The global moment also helped. The 2023 UNESCO resolution on repatriation, the growing pressure on Western museums to review their colonial-era acquisitions, and the increasing legal sophistication of countries like India all contributed to a climate in which the Sotheby’s auction was politically untenable from the start. But it still required India to act, and act quickly.
The inscription on the reliquary, translated from ancient Brahmi, identifies the contents as belonging to the Buddha and his kin. For Buddhists across the world, this is not an archaeological claim. It is a statement of the deepest spiritual significance.
The Intervention
India’s Ministry of Culture moved fast. It raised objections to the Sotheby’s auction, arguing that the relics could not be treated as private property. The argument rested on both legal and moral grounds. Under international conventions on cultural property, objects with deep civilizational significance cannot simply be traded on the open market. More fundamentally, the Ministry argued, these relics were never legitimately Peppé’s to keep in the first place. They were extracted from Indian soil during a period of colonial occupation, without the consent of the people whose heritage they represented.
The auction was halted. Negotiations followed. By July 30, 2025, the relics had been repatriated to India through a public-private partnership involving the Government of India and the Godrej Industries Group. It was a quiet but historic moment. After 127 years, the Buddha’s relics had come home.
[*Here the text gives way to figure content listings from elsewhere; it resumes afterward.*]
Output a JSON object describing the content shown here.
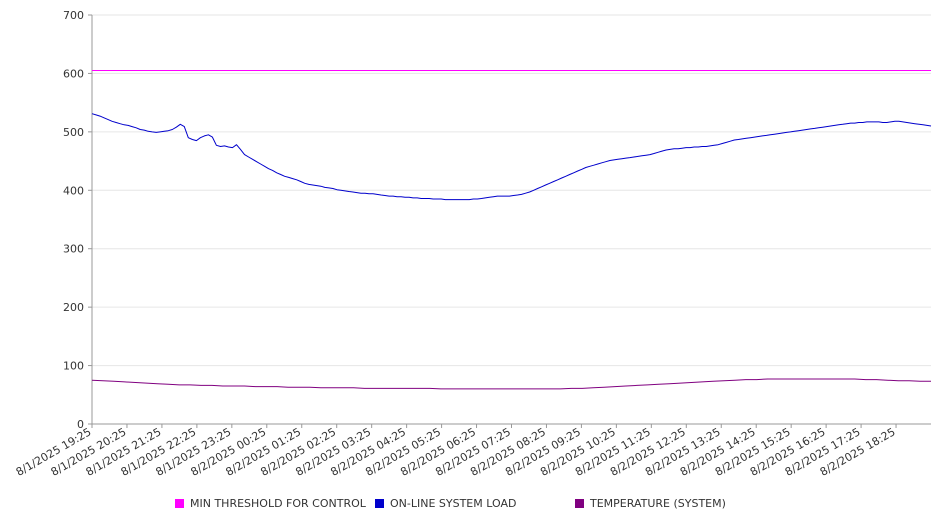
{
  "chart_data": {
    "type": "line",
    "x_start": "8/1/2025 19:25",
    "x_step_minutes": 5,
    "x_tick_labels": [
      "8/1/2025 19:25",
      "8/1/2025 20:25",
      "8/1/2025 21:25",
      "8/1/2025 22:25",
      "8/1/2025 23:25",
      "8/2/2025 00:25",
      "8/2/2025 01:25",
      "8/2/2025 02:25",
      "8/2/2025 03:25",
      "8/2/2025 04:25",
      "8/2/2025 05:25",
      "8/2/2025 06:25",
      "8/2/2025 07:25",
      "8/2/2025 08:25",
      "8/2/2025 09:25",
      "8/2/2025 10:25",
      "8/2/2025 11:25",
      "8/2/2025 12:25",
      "8/2/2025 13:25",
      "8/2/2025 14:25",
      "8/2/2025 15:25",
      "8/2/2025 16:25",
      "8/2/2025 17:25",
      "8/2/2025 18:25"
    ],
    "y_ticks": [
      "0",
      "100",
      "200",
      "300",
      "400",
      "500",
      "600",
      "700"
    ],
    "ylim": [
      0,
      700
    ],
    "grid": true,
    "legend_position": "bottom",
    "series": [
      {
        "name": "MIN THRESHOLD FOR CONTROL",
        "color": "#ff00ff",
        "values": [
          605,
          605
        ]
      },
      {
        "name": "ON-LINE SYSTEM LOAD",
        "color": "#0000cc",
        "values": [
          531,
          529,
          527,
          524,
          521,
          518,
          516,
          514,
          512,
          511,
          509,
          507,
          504,
          503,
          501,
          500,
          499,
          500,
          501,
          502,
          504,
          508,
          513,
          509,
          490,
          487,
          485,
          490,
          493,
          495,
          491,
          477,
          475,
          476,
          474,
          473,
          478,
          470,
          461,
          457,
          453,
          449,
          445,
          441,
          437,
          434,
          430,
          427,
          424,
          422,
          420,
          418,
          415,
          412,
          410,
          409,
          408,
          407,
          405,
          404,
          403,
          401,
          400,
          399,
          398,
          397,
          396,
          395,
          395,
          394,
          394,
          393,
          392,
          391,
          390,
          390,
          389,
          389,
          388,
          388,
          387,
          387,
          386,
          386,
          386,
          385,
          385,
          385,
          384,
          384,
          384,
          384,
          384,
          384,
          384,
          385,
          385,
          386,
          387,
          388,
          389,
          390,
          390,
          390,
          390,
          391,
          392,
          393,
          395,
          397,
          400,
          403,
          406,
          409,
          412,
          415,
          418,
          421,
          424,
          427,
          430,
          433,
          436,
          439,
          441,
          443,
          445,
          447,
          449,
          451,
          452,
          453,
          454,
          455,
          456,
          457,
          458,
          459,
          460,
          461,
          463,
          465,
          467,
          469,
          470,
          471,
          471,
          472,
          473,
          473,
          474,
          474,
          475,
          475,
          476,
          477,
          478,
          480,
          482,
          484,
          486,
          487,
          488,
          489,
          490,
          491,
          492,
          493,
          494,
          495,
          496,
          497,
          498,
          499,
          500,
          501,
          502,
          503,
          504,
          505,
          506,
          507,
          508,
          509,
          510,
          511,
          512,
          513,
          514,
          515,
          515,
          516,
          516,
          517,
          517,
          517,
          517,
          516,
          516,
          517,
          518,
          518,
          517,
          516,
          515,
          514,
          513,
          512,
          511,
          510
        ]
      },
      {
        "name": "TEMPERATURE (SYSTEM)",
        "color": "#800080",
        "values": [
          75,
          74,
          73,
          72,
          71,
          70,
          69,
          68,
          67,
          67,
          66,
          66,
          65,
          65,
          65,
          64,
          64,
          64,
          63,
          63,
          63,
          62,
          62,
          62,
          62,
          61,
          61,
          61,
          61,
          61,
          61,
          61,
          60,
          60,
          60,
          60,
          60,
          60,
          60,
          60,
          60,
          60,
          60,
          60,
          61,
          61,
          62,
          63,
          64,
          65,
          66,
          67,
          68,
          69,
          70,
          71,
          72,
          73,
          74,
          75,
          76,
          76,
          77,
          77,
          77,
          77,
          77,
          77,
          77,
          77,
          77,
          76,
          76,
          75,
          74,
          74,
          73,
          73
        ]
      }
    ]
  }
}
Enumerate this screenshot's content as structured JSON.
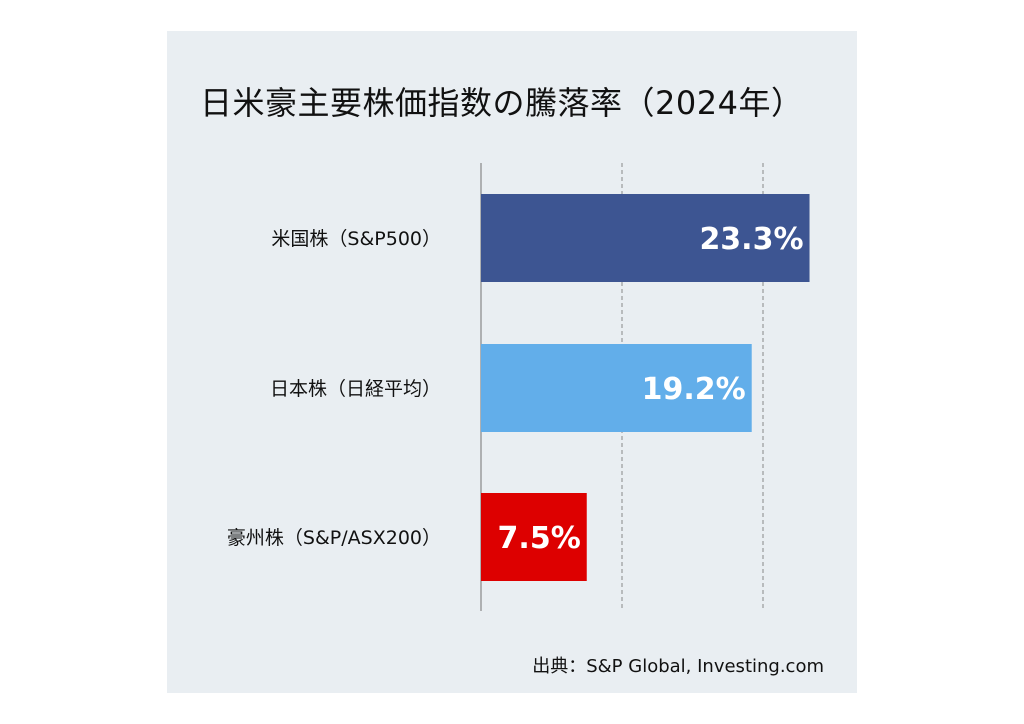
{
  "chart_data": {
    "type": "bar",
    "orientation": "horizontal",
    "title": "日米豪主要株価指数の騰落率（2024年）",
    "categories": [
      "米国株（S&P500）",
      "日本株（日経平均）",
      "豪州株（S&P/ASX200）"
    ],
    "values": [
      23.3,
      19.2,
      7.5
    ],
    "data_labels": [
      "23.3%",
      "19.2%",
      "7.5%"
    ],
    "colors": [
      "#3d5592",
      "#62aeea",
      "#dd0000"
    ],
    "xlim": [
      0,
      25
    ],
    "grid": true,
    "gridline_values": [
      10,
      20
    ],
    "source": "出典：S&P Global, Investing.com"
  }
}
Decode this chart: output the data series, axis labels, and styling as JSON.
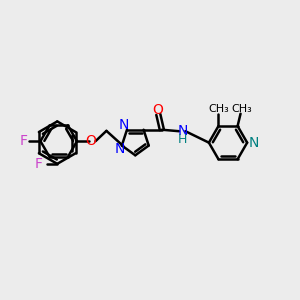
{
  "bg_color": "#ececec",
  "bond_color": "#000000",
  "bond_width": 1.8,
  "fig_size": [
    3.0,
    3.0
  ],
  "dpi": 100,
  "xlim": [
    0,
    10
  ],
  "ylim": [
    0,
    10
  ],
  "F_color": "#cc44cc",
  "O_color": "#ff0000",
  "N_blue": "#0000ff",
  "N_teal": "#008080",
  "H_color": "#008080"
}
The manner of the repatriation also matters. It was not achieved through litigation or confrontation but through a combination of diplomatic pressure, legal argument and private-sector partnership. The Godrej Industries Group’s involvement signals that cultural repatriation need not be solely a government function. When corporate India aligns itself with civilisational priorities, the results can be swift and significant.
The Exhibition and What It Means
The return of the relics was followed by a grand exhibition. Titled The Light and the Lotus: Relics of the Awakened One,’ it was inaugurated by Prime Minister Narendra Modi on January 3, 2026, at the Qila Raipithora Cultural Complex in New Delhi. For the first time, the repatriated relics were displayed alongside material from the National Museum and the Indian Museum in Kolkata. Over 80 objects were presented, spanning sculpture, manuscripts, reliquaries and jewelled treasures dating to the 6th century BCE.
The venue itself carried meaning. Qila Raipithora is one of the oldest fortified settlements in Delhi, built nearly a thousand years ago. To display these 2,500-year-old relics within this historic complex was to fold different layers of Indian history into a single space. The Prime Minister, who viewed the exhibition before inaugurating it, noted that the departure and return of the relics were both lessons: that colonialism was not only political and economic but also cultural, and that recovery of culture was as meaningful as any other form of national assertion.
The exhibition also prompted a broader question that India is only beginning to answer seriously: how many other objects of comparable significance remain abroad, and what is the plan to bring them home? The Piprahwa relics maybe the most high-profile repatriation in recent memory, but they are unlikely to be the last if the momentum is maintained.
The larger lesson of this episode is not just about one set of relics. It is about what happens when a nation decides that its heritage matters enough to fight for. India has taken that position. The response, in terms of public engagement at the exhibition and popular sentiment, suggests the position is widely shared. The journey from Piprahwa to a British estate to a Hong Kong auction house and back to Indian soil took 127 years. It ended not with a quiet diplomatic arrangement but with hundreds of thousands of people paying their respects. That, perhaps, is the most powerful argument for repatriation of them all.